Experimental study and thermodynamic modeling of CO2 gas hydrate formation in presence of zinc oxide nanoparticles

• Nanofluids enhance heat and mass transfer and affect on kinetic and thermodynamics.
• The ZnO nanoparticles in liquid affect on kinetics and P-T curve of CO2 hydrate.
• ZnO nanoparticles enhance the growth rate and gas storage in CO2 hydrate.
• A thermodynamic modeling of CO2 hydrate proposed in the presence of nanoparticles.
• Water activity in ZnO + nanofluid was affected by enhancement of the CO2 solubility.
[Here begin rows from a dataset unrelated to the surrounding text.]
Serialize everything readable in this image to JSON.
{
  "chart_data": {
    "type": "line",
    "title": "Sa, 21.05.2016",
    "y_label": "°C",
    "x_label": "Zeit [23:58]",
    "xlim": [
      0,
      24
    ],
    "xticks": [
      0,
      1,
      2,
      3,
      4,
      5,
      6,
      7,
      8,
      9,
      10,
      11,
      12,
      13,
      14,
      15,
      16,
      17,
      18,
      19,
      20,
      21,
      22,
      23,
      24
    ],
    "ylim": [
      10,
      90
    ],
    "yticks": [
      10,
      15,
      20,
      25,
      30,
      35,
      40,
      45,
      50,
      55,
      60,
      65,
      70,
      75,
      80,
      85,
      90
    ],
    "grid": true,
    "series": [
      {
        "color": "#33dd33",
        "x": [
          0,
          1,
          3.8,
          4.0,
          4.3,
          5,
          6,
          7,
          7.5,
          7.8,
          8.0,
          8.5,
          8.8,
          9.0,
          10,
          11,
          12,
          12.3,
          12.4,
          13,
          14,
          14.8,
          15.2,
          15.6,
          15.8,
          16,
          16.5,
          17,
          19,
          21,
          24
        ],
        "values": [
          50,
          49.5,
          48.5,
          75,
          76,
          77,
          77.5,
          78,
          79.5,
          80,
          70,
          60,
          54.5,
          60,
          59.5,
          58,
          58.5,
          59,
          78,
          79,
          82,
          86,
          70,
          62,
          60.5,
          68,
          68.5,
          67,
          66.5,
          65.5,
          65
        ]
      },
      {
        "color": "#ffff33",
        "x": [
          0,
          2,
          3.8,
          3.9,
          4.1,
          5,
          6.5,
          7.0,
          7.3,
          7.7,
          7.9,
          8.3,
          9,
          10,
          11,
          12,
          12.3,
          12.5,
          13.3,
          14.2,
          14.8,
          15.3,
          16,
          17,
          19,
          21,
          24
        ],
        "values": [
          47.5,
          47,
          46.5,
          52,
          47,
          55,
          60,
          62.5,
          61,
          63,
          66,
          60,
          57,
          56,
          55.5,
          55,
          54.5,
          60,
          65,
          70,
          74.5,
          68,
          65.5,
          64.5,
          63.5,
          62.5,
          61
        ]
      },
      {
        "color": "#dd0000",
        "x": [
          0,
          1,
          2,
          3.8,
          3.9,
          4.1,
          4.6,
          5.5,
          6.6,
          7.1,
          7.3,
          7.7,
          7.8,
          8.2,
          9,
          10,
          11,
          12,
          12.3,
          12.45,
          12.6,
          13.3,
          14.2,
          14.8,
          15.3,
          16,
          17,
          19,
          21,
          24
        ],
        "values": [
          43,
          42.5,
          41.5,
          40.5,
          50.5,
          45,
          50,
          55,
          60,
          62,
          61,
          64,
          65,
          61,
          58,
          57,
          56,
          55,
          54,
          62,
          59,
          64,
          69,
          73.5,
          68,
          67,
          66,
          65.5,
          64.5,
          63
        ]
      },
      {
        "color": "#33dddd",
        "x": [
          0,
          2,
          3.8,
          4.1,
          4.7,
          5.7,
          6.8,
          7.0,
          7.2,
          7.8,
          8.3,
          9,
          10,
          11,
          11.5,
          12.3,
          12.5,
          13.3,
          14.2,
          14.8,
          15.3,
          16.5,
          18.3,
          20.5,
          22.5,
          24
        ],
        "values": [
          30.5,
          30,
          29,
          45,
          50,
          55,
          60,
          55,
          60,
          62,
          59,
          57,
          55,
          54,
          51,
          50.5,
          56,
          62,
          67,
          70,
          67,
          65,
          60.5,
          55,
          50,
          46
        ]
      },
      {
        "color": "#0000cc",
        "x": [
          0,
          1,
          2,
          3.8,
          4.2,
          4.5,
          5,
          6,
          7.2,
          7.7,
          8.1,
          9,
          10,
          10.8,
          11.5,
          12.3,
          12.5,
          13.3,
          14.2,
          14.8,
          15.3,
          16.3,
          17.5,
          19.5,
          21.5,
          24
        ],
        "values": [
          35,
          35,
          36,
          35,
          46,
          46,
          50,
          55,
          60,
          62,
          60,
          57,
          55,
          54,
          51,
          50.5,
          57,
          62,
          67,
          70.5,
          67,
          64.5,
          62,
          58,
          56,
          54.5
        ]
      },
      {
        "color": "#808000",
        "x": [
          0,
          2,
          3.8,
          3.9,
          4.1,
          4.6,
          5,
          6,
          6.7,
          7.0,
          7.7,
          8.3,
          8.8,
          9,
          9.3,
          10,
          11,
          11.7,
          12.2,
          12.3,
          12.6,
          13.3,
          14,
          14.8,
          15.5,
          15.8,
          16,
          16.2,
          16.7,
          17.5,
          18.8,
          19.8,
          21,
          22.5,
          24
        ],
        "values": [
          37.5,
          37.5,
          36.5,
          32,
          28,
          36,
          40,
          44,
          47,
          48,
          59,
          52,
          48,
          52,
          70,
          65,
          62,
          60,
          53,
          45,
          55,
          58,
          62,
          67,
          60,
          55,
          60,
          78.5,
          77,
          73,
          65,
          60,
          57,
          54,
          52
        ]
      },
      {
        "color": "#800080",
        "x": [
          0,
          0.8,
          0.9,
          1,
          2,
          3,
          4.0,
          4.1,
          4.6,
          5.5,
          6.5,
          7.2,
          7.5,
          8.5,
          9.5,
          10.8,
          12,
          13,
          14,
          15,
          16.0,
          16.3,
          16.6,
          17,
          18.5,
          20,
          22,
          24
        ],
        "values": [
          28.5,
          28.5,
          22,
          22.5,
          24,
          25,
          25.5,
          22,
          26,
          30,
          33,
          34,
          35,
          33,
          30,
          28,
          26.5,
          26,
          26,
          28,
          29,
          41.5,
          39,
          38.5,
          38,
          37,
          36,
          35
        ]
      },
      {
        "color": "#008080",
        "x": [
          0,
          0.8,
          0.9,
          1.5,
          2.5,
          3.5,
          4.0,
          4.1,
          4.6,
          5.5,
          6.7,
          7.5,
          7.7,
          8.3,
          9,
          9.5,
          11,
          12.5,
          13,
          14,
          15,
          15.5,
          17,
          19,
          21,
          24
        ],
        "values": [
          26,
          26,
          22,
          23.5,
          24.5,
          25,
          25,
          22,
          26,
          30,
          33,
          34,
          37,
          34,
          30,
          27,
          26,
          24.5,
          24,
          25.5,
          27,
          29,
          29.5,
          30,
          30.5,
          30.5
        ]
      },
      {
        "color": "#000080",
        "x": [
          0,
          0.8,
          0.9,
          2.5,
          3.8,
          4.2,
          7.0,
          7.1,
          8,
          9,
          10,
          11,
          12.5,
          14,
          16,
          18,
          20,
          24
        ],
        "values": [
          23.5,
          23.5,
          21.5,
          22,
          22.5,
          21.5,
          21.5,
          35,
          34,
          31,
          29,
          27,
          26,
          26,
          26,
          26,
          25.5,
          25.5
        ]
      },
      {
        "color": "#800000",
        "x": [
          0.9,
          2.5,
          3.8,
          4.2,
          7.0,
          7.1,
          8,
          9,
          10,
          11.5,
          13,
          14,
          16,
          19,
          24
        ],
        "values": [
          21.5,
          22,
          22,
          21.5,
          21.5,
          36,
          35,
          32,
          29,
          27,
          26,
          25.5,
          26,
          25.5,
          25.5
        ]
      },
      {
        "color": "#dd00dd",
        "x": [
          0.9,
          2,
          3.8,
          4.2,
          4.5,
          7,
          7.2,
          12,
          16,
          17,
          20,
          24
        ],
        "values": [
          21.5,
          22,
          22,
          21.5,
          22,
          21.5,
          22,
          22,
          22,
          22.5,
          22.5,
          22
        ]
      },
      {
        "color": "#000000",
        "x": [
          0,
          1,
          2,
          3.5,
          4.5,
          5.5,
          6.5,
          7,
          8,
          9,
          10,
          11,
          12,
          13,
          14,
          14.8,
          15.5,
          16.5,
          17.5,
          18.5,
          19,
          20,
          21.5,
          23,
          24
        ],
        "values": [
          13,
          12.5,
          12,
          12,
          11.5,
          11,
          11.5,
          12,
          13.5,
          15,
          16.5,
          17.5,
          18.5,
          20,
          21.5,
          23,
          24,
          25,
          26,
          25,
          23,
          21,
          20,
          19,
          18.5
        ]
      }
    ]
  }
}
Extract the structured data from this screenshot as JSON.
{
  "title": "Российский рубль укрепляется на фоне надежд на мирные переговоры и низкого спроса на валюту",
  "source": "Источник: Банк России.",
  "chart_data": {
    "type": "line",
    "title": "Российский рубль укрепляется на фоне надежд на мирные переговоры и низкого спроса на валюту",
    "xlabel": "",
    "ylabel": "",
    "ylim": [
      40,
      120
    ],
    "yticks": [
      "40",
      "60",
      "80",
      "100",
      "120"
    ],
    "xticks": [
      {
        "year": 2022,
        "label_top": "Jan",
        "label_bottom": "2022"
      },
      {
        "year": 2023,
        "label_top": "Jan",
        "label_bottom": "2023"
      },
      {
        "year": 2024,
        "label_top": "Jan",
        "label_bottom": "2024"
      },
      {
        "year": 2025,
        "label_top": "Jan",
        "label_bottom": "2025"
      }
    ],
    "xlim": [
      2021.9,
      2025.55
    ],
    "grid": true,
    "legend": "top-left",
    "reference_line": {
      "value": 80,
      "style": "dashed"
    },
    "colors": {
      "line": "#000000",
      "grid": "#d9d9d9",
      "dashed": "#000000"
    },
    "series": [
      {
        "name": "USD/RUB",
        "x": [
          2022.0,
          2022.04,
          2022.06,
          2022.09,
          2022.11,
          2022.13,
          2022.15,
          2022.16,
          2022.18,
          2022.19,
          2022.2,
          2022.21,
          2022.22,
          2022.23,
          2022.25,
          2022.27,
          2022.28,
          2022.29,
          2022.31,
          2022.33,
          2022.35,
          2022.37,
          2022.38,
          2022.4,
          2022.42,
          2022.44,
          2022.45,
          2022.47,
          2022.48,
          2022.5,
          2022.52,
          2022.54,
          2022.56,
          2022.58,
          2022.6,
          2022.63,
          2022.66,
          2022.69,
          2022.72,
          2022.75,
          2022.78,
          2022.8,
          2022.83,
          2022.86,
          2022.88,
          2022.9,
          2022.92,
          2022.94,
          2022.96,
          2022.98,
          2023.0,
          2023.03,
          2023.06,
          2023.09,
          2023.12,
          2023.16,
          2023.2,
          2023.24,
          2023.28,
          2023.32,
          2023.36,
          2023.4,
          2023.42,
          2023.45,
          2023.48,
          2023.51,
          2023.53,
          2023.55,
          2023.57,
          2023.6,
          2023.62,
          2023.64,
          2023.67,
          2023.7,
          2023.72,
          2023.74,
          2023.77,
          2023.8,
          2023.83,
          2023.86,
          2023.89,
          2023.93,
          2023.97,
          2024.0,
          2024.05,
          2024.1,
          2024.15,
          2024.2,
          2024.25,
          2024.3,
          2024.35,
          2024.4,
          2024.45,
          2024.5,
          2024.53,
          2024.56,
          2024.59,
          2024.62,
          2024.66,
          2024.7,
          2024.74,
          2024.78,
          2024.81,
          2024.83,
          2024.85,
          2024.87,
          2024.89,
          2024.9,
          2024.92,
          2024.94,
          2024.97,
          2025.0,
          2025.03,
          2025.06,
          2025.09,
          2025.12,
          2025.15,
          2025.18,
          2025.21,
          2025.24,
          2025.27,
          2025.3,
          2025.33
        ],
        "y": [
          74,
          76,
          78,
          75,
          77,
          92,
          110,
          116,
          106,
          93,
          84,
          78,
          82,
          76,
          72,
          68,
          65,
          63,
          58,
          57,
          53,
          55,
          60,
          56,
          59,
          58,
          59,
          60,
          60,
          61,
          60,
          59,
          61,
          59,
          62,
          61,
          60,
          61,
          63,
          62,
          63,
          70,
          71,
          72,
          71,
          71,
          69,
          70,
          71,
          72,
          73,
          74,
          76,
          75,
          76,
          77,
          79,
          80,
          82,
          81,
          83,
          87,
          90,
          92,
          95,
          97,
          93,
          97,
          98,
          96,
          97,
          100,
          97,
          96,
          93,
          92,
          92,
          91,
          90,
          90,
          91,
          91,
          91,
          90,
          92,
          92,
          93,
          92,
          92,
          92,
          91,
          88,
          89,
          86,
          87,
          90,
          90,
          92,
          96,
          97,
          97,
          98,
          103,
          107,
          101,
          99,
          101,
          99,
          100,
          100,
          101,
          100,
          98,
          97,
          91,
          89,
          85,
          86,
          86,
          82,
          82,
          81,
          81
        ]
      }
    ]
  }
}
The effect of synthesized zinc oxide (ZnO) nanoparticles was investigated on the kinetic and thermodynamic equilibrium conditions of CO2 hydrate formation. The amount of the gas consumption was measured and compared for the four sample fluids: pure water, aqueous solution of sodium dodecyl sulfate (SDS), water-based ZnO-nanofluid and water-based ZnO-nanofluid in the presence of SDS (0.001 mass fraction). The time of hydrate growth decreased and the amount of the storage gas enhanced in the presence of nanoparticles. Moreover, the nanoparticles size effect besides the CO2 solubility enhancement in ZnO-nanofluid led to the reduction of water activity, so that the equilibrium curve of hydrate formation was shifted to higher pressures. A new correlation for Henry’s law constant was obtained using CO2-solubility data in ZnO-nanofluid. Finally using this correlation, the water activity was calculated through the Chen–Guo approach to propose a thermodynamic method for prediction of the equilibrium hydrate formation conditions in the presence of the nanoparticles.